It’s much easier to get a cloth elf and a plush teddy bear chew toy into a dog than to get them out.
But out they came, thanks to the combined efforts of more than 20 personnel at the Veterinary Teaching Hospital within the Virginia-Maryland College of Veterinary Medicine just before the winter break. Thor’s care was financed by compassionate care donations through Paws of Honor and the Veterinary Teaching Hospital’s Working and Service Dog Support fund.
A 13-year-old Dutch shepherd and retired police narcotics dog, Thor swallowed the two items — a Christmas decoration and his canine buddy’s favorite chew toy — at the home of owner Chris Sparks sometime on or before Dec. 10.
Thor threw up several times that day, then seemingly returned to normal for a few days before throwing up again on Dec. 13 and 14. By the morning of Dec. 15, Thor was mostly vomiting bile, and Sparks took his dog to a veterinary clinic in Floyd.

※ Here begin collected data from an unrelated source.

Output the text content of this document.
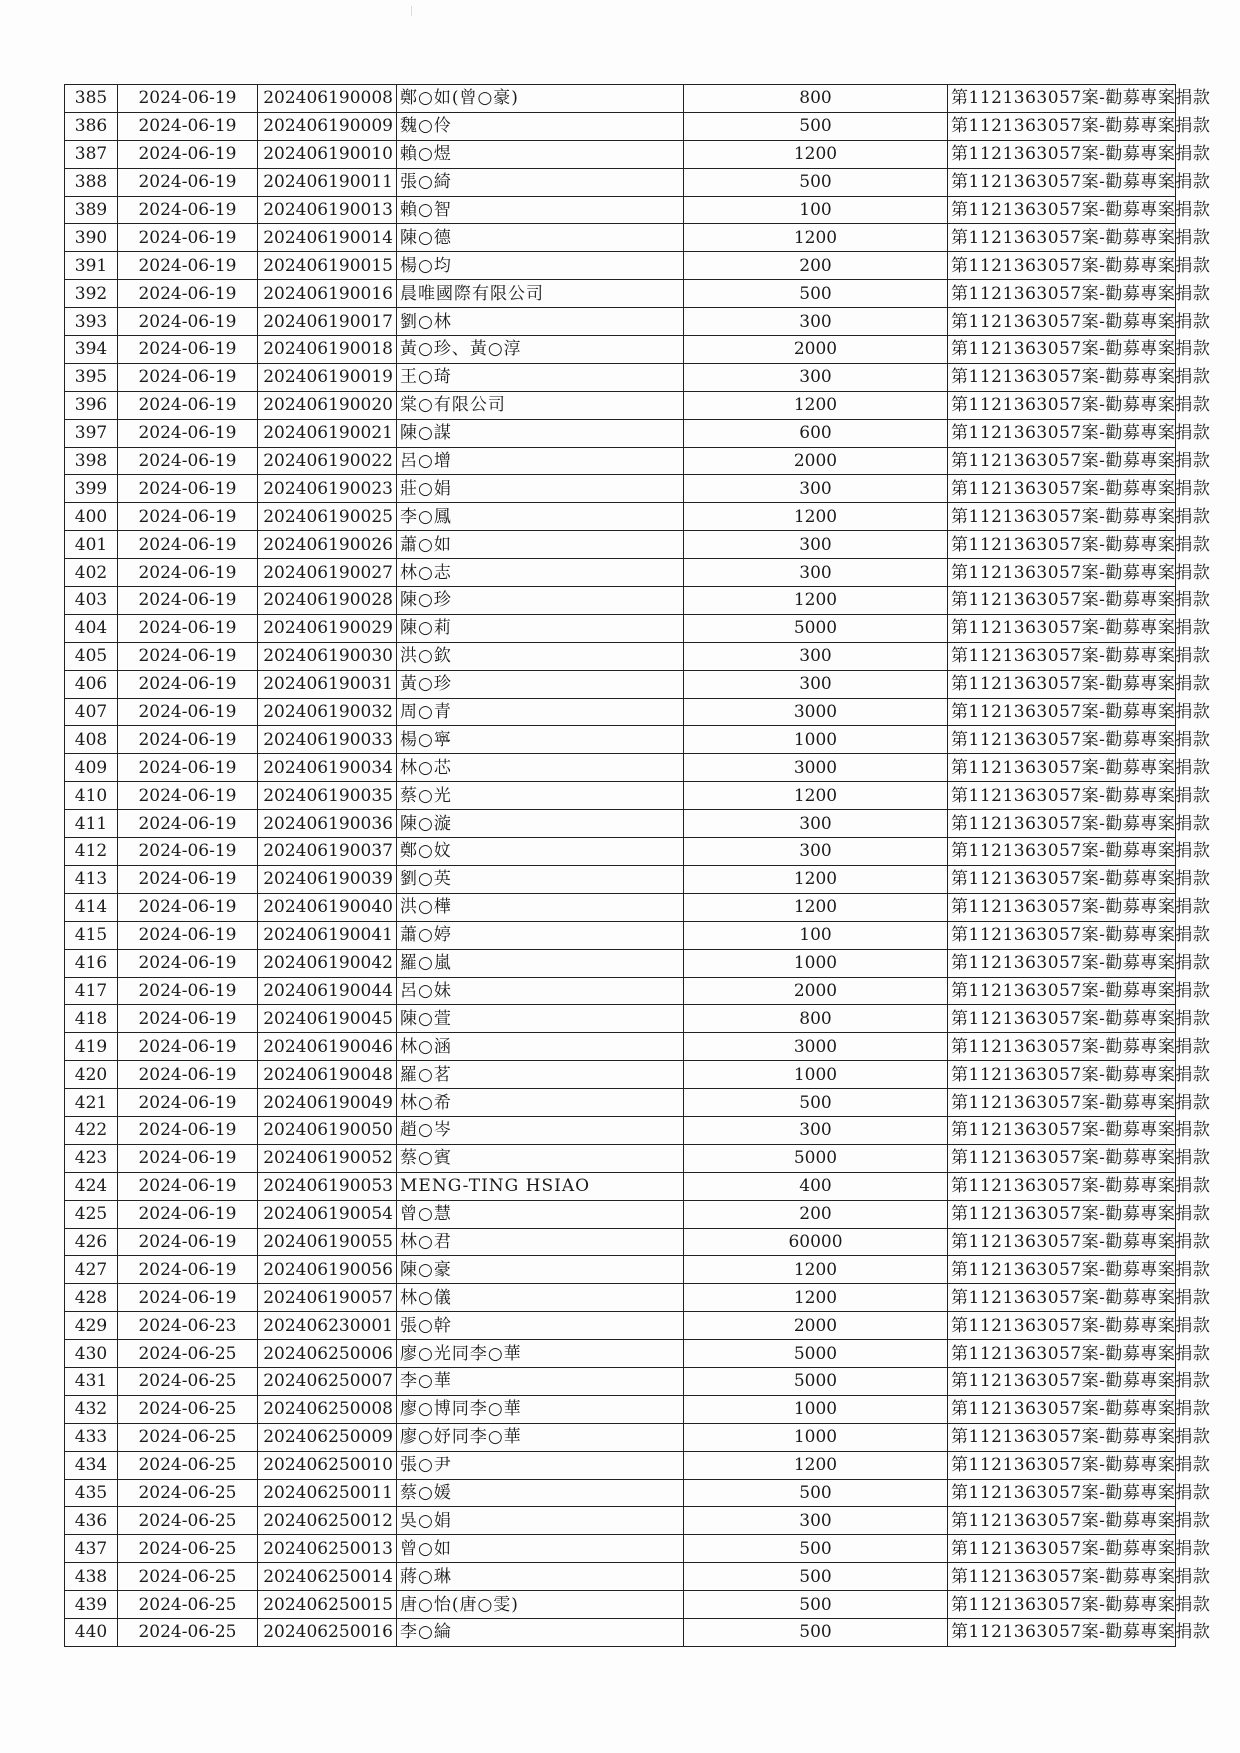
385	2024-06-19	202406190008	鄭○如(曾○豪)	800	第1121363057案-勸募專案捐款
386	2024-06-19	202406190009	魏○伶	500	第1121363057案-勸募專案捐款
387	2024-06-19	202406190010	賴○煜	1200	第1121363057案-勸募專案捐款
388	2024-06-19	202406190011	張○綺	500	第1121363057案-勸募專案捐款
389	2024-06-19	202406190013	賴○智	100	第1121363057案-勸募專案捐款
390	2024-06-19	202406190014	陳○德	1200	第1121363057案-勸募專案捐款
391	2024-06-19	202406190015	楊○均	200	第1121363057案-勸募專案捐款
392	2024-06-19	202406190016	晨唯國際有限公司	500	第1121363057案-勸募專案捐款
393	2024-06-19	202406190017	劉○林	300	第1121363057案-勸募專案捐款
394	2024-06-19	202406190018	黃○珍、黃○淳	2000	第1121363057案-勸募專案捐款
395	2024-06-19	202406190019	王○琦	300	第1121363057案-勸募專案捐款
396	2024-06-19	202406190020	棠○有限公司	1200	第1121363057案-勸募專案捐款
397	2024-06-19	202406190021	陳○謀	600	第1121363057案-勸募專案捐款
398	2024-06-19	202406190022	呂○增	2000	第1121363057案-勸募專案捐款
399	2024-06-19	202406190023	莊○娟	300	第1121363057案-勸募專案捐款
400	2024-06-19	202406190025	李○鳳	1200	第1121363057案-勸募專案捐款
401	2024-06-19	202406190026	蕭○如	300	第1121363057案-勸募專案捐款
402	2024-06-19	202406190027	林○志	300	第1121363057案-勸募專案捐款
403	2024-06-19	202406190028	陳○珍	1200	第1121363057案-勸募專案捐款
404	2024-06-19	202406190029	陳○莉	5000	第1121363057案-勸募專案捐款
405	2024-06-19	202406190030	洪○欽	300	第1121363057案-勸募專案捐款
406	2024-06-19	202406190031	黃○珍	300	第1121363057案-勸募專案捐款
407	2024-06-19	202406190032	周○青	3000	第1121363057案-勸募專案捐款
408	2024-06-19	202406190033	楊○寧	1000	第1121363057案-勸募專案捐款
409	2024-06-19	202406190034	林○芯	3000	第1121363057案-勸募專案捐款
410	2024-06-19	202406190035	蔡○光	1200	第1121363057案-勸募專案捐款
411	2024-06-19	202406190036	陳○漩	300	第1121363057案-勸募專案捐款
412	2024-06-19	202406190037	鄭○妏	300	第1121363057案-勸募專案捐款
413	2024-06-19	202406190039	劉○英	1200	第1121363057案-勸募專案捐款
414	2024-06-19	202406190040	洪○樺	1200	第1121363057案-勸募專案捐款
415	2024-06-19	202406190041	蕭○婷	100	第1121363057案-勸募專案捐款
416	2024-06-19	202406190042	羅○嵐	1000	第1121363057案-勸募專案捐款
417	2024-06-19	202406190044	呂○妹	2000	第1121363057案-勸募專案捐款
418	2024-06-19	202406190045	陳○萱	800	第1121363057案-勸募專案捐款
419	2024-06-19	202406190046	林○涵	3000	第1121363057案-勸募專案捐款
420	2024-06-19	202406190048	羅○茗	1000	第1121363057案-勸募專案捐款
421	2024-06-19	202406190049	林○希	500	第1121363057案-勸募專案捐款
422	2024-06-19	202406190050	趙○岑	300	第1121363057案-勸募專案捐款
423	2024-06-19	202406190052	蔡○賓	5000	第1121363057案-勸募專案捐款
424	2024-06-19	202406190053	MENG-TING HSIAO	400	第1121363057案-勸募專案捐款
425	2024-06-19	202406190054	曾○慧	200	第1121363057案-勸募專案捐款
426	2024-06-19	202406190055	林○君	60000	第1121363057案-勸募專案捐款
427	2024-06-19	202406190056	陳○豪	1200	第1121363057案-勸募專案捐款
428	2024-06-19	202406190057	林○儀	1200	第1121363057案-勸募專案捐款
429	2024-06-23	202406230001	張○幹	2000	第1121363057案-勸募專案捐款
430	2024-06-25	202406250006	廖○光同李○華	5000	第1121363057案-勸募專案捐款
431	2024-06-25	202406250007	李○華	5000	第1121363057案-勸募專案捐款
432	2024-06-25	202406250008	廖○博同李○華	1000	第1121363057案-勸募專案捐款
433	2024-06-25	202406250009	廖○妤同李○華	1000	第1121363057案-勸募專案捐款
434	2024-06-25	202406250010	張○尹	1200	第1121363057案-勸募專案捐款
435	2024-06-25	202406250011	蔡○媛	500	第1121363057案-勸募專案捐款
436	2024-06-25	202406250012	吳○娟	300	第1121363057案-勸募專案捐款
437	2024-06-25	202406250013	曾○如	500	第1121363057案-勸募專案捐款
438	2024-06-25	202406250014	蔣○琳	500	第1121363057案-勸募專案捐款
439	2024-06-25	202406250015	唐○怡(唐○雯)	500	第1121363057案-勸募專案捐款
440	2024-06-25	202406250016	李○綸	500	第1121363057案-勸募專案捐款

“The vet said his pancreas readings were off the charts,” Sparks said, so Thor was treated for pancreatitis.
That seemed to work for a while, but by Dec. 18, Thor was back to vomiting and refusing all food and medicine. “I called my vet’s office but they were closed for the holiday,” Sparks said. “So I spoke with one of the vet techs. I told her there was a sulfur smell when Thor threw up. When I told her that, she said take him immediately to Virginia Tech.”

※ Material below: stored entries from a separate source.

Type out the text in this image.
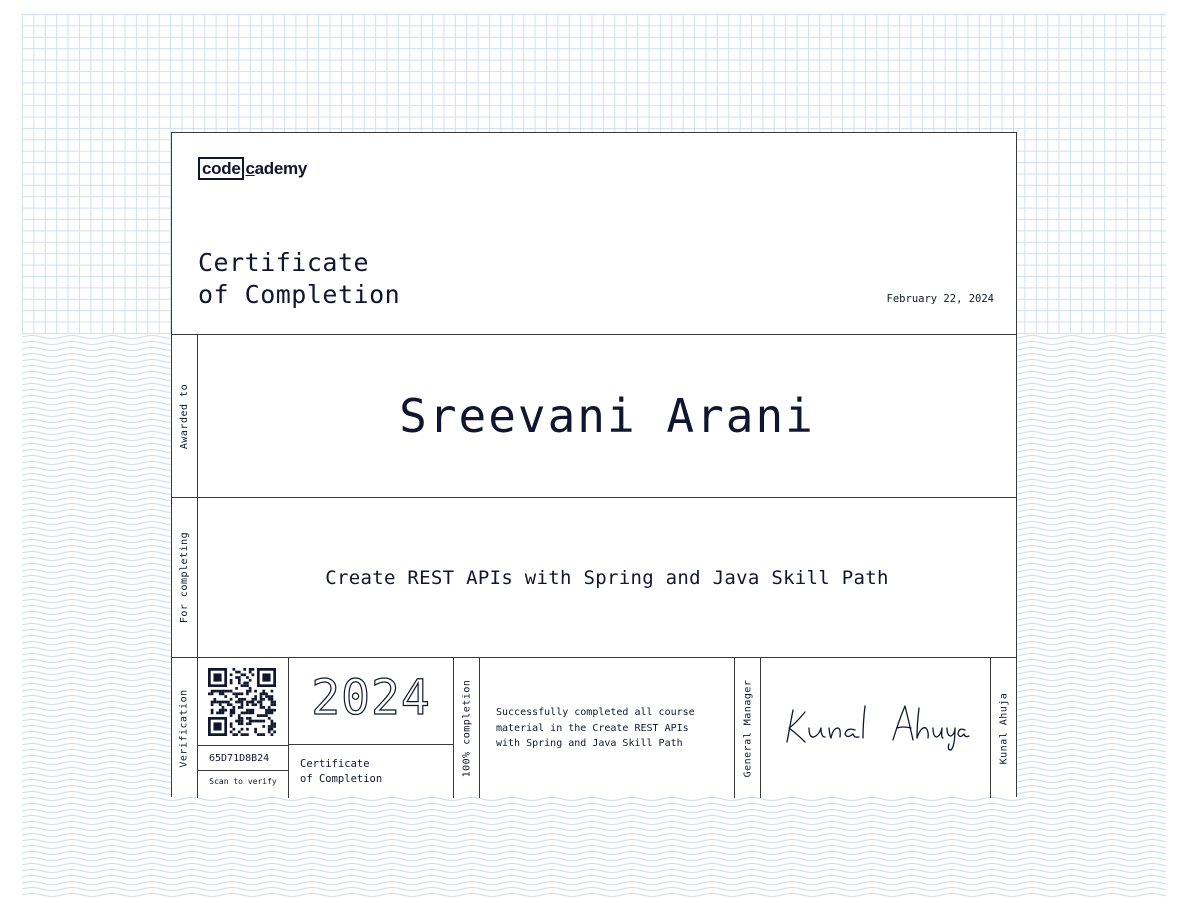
code c ademy
Certificate
of Completion	February 22, 2024
Awarded to	Sreevani Arani
For completing	Create REST APIs with Spring and Java Skill Path
Verification	65D71D8B24
Scan to verify
2024
Certificate
of Completion
100% completion Successfully completed all course
material in the Create REST APIs
with Spring and Java Skill Path	General Manager	Kunal Ahuja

Because the two items in Thor’s digestive tract were not metallic, X-rays at the veterinary clinic did not identify them. But an ultrasound, performed by radiology resident Michael Ciepluch at the teaching hospital, was able to detect the items in Thor’s stomach and upper intestines.
Timothy Bolton, clinical assistant professor of animal internal medicine, gingerly placed the endoscope into Thor’s esophagus and stomach, getting hold of one item with it and pulling it back out through the dog’s mouth.

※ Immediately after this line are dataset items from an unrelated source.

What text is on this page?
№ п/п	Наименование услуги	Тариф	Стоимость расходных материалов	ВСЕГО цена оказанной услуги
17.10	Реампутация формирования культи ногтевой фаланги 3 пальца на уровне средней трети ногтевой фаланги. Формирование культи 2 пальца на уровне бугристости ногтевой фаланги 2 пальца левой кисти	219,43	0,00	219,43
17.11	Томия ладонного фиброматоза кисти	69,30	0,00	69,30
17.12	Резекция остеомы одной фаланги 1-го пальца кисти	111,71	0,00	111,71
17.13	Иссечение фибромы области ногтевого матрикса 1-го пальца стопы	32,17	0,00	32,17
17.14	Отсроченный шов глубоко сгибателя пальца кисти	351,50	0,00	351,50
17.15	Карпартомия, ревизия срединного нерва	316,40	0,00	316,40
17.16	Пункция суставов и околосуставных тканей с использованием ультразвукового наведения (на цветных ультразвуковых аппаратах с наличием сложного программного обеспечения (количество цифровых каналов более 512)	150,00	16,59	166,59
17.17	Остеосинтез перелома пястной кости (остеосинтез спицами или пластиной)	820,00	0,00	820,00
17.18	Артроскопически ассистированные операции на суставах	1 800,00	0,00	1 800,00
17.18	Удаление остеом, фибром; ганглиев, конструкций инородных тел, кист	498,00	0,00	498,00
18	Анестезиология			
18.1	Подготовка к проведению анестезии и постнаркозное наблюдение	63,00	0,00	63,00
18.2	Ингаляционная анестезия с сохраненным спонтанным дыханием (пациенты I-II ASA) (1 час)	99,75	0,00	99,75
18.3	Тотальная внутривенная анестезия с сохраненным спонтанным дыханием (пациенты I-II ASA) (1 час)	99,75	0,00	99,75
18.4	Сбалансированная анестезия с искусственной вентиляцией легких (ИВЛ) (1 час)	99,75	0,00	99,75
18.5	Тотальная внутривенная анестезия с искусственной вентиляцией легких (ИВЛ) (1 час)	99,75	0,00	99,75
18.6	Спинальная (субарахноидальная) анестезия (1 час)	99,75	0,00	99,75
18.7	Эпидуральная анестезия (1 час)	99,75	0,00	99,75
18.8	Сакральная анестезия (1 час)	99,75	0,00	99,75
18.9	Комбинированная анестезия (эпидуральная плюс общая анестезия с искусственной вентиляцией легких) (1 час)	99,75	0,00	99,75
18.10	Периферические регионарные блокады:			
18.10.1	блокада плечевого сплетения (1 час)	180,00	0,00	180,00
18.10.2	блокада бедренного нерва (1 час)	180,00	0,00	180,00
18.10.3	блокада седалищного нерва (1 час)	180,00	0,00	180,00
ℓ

“We were able to remove one of the two foreign bodies with the endoscope,” said Blake Andrews, an intern in small animal clinical sciences who was on duty when Thor was brought in. “There was a chance that we could get it with an endoscope and not actually have to do surgery, but the second one was not able to safely come through the esophagus with the endoscope. And, so, at that point, he was moved into an operating room and had surgery to cut into the stomach and get it that way.”